Information Quality Enabled by Quality Database Schemas
According to several studies, the cost of poor information to U.S. businesses alone is between 6%–13% of the U.S. GDP. Larry English, the Father of Information Quality, states these costs are much higher. He states corporations are losing between 10%–20% of their revenue due to the poor quality of their information. Even if you believe your loses are lower, shouldn’t you start reducing the percentage of revenue that is an expense, due to poor information, thereby moving that expense to net profit?
The database is a mission critical component to a business’ ability to produce quality information. It serves as a cornerstone of the enterprise’s information technology infrastructure. To ensure quality information, the heart of an enterprise’s database—its schema—must be sound and comply with the relational model.
With a flawed, inconsistent schema, data is not reliable, which means applications will be processing inaccurate information and business people will be making bad decisions based on invalid information. In addition, applications will be delivered late, at a higher cost, and will not perform well.
DBE Software’s Database Examiner addresses the critical consistency and integrity issues of a database throughout the many phases of an application’s life cycle. Information quality and operational integrity are paramount to producing quality information at a reduced cost.
The Examiner solution significantly improves the consistency and quality of information across the entire enterprise IT infrastructure. Its comprehensive set of diagnostics validate the structural integrity of relational database schemas by enforcing the rules of the relational model and ensuring the schema has consistency and integrity; it also provides performance related diagnostics.
Examiner pinpoints design discrepancies, recommends precise improvements and corrections, and generates scripts to implement these corrections. Schemas are graphically depicted and documented in a user-friendly format.
The database schema changes with the business requirements of the enterprise. The schemas rarely get manually validated because this process is a complicated and tedious task. With Examiner, multiple days of manual work are eliminated in minutes. Your company can rest assured, knowing that it is operating on an architecturally sound database foundation.
Examiner is an intuitive analytical platform that validates the database schema whether manually created or generated by popular modeling tools. This powerful product provides numerous benefits, helping organizations:
Comprehensive Diagnostics and Reporting – Examiner analyzes the schema’s data structure, keys, indexes, columns and relationships for violations of relational theory. It also generates graphical documentation of the entire database structure, including column cross-reference and relationship listings. The diagnostics can be customized by selecting those most important to your organization and assigning a severity level for each selected diagnostic. Diagnostic results are conveniently organized by categories or severity levels.
Design Discrepancy Isolation – Examiner provides detailed diagnostic reports that can help increase productivity by accelerating the schema review process. Its innovative “Show Me” facility isolates specific design issues in complex database models, eliminating the task of finding the problem in a large model. A window displays the particular part of the database structure that requires modifications. Modelers can also define and work with a subset of the model.
Teach Me Facility – In addition to providing specific diagnostics and recommendations, Examiner explains the theory behind the violations. This valuable “Teach Me” facility reveals the impact of design choices or modifications in light of relational theory.
By instructing data modelers on the effects of their design decision, Examiner helps modelers construct the perfect database design. It is also a superb instrument for tutoring new personnel in correct database design.
No Learning Curve – Examiner can be used immediately, without having to go to an extensive training session. One half-an-hour web session is more than enough to get the data architect, data designer or database professional to be a competent user.
Industry Independence – Examiner applies to any kind of industry. It is being used by over 2,500 customers, in the U.S. and abroad, by corporations, system integrators and government entities across all vertical markets.
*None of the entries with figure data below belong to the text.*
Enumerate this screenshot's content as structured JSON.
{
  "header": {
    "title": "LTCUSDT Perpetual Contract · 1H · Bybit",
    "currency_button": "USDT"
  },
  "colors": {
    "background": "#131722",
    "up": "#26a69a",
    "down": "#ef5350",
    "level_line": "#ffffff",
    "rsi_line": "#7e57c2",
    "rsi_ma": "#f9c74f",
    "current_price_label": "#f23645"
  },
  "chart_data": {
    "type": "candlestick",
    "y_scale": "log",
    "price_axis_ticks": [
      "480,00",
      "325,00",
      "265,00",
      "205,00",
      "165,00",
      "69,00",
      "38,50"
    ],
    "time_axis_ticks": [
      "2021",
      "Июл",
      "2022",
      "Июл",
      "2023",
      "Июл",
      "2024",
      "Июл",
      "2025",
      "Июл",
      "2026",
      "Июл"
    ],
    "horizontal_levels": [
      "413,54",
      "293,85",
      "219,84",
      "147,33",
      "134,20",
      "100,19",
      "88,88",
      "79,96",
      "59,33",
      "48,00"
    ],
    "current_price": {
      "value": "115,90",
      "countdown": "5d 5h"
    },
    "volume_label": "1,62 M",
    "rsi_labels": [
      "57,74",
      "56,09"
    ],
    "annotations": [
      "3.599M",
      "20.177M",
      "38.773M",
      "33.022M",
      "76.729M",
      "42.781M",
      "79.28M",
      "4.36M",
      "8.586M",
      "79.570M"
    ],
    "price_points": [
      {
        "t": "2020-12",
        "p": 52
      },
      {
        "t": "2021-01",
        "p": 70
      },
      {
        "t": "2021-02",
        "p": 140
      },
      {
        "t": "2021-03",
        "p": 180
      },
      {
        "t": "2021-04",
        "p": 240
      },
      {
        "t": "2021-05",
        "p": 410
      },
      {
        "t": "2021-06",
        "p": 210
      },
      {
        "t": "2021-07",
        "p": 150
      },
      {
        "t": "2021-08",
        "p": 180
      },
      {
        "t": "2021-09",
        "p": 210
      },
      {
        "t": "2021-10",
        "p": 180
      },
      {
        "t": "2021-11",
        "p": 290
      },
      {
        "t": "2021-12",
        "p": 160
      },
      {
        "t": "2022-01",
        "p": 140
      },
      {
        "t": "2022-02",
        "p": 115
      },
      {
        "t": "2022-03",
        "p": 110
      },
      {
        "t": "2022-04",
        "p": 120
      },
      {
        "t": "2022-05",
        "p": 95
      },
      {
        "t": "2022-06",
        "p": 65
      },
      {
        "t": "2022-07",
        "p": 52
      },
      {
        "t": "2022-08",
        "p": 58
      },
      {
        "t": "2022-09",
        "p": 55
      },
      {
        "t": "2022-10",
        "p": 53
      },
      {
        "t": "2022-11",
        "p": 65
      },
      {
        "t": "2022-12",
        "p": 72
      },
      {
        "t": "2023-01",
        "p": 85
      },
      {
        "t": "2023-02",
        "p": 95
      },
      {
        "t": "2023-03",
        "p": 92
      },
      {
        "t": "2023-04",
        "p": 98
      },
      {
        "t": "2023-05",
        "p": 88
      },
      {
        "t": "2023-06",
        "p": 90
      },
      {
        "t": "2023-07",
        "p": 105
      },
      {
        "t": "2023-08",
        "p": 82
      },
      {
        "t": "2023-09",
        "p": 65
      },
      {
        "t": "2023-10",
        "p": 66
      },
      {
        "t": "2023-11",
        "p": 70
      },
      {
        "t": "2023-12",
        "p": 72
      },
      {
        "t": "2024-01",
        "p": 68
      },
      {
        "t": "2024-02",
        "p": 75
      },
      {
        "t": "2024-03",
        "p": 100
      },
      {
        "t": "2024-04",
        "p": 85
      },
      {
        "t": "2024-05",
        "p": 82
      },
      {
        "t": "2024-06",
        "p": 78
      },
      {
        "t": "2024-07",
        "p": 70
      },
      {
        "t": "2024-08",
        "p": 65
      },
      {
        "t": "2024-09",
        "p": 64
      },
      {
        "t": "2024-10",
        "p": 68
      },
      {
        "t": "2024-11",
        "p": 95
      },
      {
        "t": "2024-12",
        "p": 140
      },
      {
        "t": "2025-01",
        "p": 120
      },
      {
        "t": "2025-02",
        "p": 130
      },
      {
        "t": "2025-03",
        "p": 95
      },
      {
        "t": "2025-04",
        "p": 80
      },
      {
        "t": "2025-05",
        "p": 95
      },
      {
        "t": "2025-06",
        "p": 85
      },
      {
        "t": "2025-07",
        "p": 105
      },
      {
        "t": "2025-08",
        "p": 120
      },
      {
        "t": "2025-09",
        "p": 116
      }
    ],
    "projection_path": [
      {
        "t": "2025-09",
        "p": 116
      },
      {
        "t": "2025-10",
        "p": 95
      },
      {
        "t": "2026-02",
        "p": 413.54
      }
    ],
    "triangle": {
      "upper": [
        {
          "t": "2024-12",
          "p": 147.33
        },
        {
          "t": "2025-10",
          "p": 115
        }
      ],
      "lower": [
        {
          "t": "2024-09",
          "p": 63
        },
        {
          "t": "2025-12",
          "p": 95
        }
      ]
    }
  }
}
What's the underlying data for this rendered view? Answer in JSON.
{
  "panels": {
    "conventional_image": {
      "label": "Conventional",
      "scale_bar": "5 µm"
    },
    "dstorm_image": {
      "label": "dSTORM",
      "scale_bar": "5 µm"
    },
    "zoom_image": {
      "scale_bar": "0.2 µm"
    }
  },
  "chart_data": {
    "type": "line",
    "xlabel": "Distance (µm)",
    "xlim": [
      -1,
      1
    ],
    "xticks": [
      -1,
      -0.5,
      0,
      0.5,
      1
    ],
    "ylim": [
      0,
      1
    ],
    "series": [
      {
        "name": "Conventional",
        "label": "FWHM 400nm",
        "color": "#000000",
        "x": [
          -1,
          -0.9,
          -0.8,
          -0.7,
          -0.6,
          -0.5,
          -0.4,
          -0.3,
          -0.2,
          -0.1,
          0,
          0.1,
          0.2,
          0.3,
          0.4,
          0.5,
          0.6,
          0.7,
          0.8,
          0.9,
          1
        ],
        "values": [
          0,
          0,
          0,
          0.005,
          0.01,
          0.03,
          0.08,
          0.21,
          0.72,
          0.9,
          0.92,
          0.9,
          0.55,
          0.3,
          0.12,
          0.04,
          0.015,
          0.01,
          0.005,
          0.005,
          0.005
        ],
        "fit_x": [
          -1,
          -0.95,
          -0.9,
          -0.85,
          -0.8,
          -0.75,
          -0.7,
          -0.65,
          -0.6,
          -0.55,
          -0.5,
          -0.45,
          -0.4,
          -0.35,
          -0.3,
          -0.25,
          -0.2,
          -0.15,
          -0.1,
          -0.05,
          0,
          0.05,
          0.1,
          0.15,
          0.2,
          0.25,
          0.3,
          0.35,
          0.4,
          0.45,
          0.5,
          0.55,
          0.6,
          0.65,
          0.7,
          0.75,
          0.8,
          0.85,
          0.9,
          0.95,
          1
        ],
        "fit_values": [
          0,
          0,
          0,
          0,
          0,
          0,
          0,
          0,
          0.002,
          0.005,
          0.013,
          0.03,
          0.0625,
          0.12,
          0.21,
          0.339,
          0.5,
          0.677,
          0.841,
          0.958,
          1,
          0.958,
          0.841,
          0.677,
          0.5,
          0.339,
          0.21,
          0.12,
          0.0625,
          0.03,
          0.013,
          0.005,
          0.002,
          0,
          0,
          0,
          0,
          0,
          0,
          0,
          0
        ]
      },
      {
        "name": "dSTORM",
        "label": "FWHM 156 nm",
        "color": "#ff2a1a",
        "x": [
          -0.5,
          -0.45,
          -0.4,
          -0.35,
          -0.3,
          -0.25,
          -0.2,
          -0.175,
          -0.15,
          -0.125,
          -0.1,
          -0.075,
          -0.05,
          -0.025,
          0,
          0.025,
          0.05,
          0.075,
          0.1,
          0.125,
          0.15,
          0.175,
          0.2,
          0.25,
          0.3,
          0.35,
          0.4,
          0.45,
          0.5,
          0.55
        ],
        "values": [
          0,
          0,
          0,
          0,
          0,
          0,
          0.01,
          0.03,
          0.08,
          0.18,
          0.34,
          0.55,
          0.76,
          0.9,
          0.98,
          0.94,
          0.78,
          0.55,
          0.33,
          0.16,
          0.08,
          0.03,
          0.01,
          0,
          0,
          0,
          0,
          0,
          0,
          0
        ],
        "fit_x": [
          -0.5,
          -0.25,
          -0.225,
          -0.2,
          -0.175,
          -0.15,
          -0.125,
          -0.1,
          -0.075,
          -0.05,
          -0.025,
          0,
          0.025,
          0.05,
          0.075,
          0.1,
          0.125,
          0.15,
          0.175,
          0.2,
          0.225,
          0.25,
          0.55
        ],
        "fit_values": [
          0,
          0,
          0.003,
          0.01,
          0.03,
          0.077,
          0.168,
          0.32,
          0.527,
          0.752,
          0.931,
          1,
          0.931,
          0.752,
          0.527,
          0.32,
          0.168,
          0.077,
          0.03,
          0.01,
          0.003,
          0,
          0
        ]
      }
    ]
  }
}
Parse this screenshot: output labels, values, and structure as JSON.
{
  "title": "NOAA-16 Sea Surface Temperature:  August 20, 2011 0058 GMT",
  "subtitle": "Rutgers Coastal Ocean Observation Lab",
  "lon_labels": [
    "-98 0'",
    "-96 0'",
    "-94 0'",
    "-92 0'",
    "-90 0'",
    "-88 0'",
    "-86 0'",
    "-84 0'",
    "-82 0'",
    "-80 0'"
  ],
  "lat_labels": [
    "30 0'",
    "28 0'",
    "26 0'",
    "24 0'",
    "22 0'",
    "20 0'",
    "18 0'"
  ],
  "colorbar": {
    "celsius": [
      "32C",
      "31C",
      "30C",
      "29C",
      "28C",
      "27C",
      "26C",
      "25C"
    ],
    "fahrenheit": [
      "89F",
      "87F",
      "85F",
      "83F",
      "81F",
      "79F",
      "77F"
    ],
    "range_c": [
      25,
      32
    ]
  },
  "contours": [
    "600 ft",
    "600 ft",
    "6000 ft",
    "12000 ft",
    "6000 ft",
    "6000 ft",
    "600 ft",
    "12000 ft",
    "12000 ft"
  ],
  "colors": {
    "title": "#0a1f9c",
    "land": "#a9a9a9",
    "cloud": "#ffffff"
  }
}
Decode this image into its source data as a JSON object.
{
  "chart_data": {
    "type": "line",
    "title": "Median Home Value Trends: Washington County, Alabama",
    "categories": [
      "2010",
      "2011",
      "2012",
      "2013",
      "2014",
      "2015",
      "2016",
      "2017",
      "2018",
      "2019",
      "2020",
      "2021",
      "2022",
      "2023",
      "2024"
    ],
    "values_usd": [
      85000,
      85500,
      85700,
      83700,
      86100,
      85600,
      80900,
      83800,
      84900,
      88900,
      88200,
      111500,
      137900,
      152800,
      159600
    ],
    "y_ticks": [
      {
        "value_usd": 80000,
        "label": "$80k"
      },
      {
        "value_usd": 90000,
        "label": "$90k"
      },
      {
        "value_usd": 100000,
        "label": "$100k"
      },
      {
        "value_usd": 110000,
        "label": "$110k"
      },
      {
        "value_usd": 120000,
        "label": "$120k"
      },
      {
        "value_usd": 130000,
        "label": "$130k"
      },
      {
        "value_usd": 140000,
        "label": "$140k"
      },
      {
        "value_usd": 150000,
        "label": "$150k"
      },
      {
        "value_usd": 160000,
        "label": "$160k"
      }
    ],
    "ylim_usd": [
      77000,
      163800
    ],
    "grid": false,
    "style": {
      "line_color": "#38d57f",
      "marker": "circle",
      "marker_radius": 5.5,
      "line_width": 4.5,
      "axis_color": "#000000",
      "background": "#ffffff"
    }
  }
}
Examiner has been used for many types of requirements, such as:
Examiner runs in any version of Windows and supports the major RDBMS platforms: ORACLE, DB2 for OS/390 and z/OS , Sybase, Microsoft SQL Server, and DB2 UDB LUW (Linux, Unix, Windows).
There are two components necessary to implement an “Information Quality Initiative” using Database Examiner. First, senior management mandates the use of Examiner, enterprise wide, for all new production databases being built; this includes the schemas for the feeder systems for every new Data Warehouse being developed. Second, for databases that are in production, a plan must be established determining the priority for each database to be reviewed and fixed. This process will take some time, but will pay big dividends in the long run.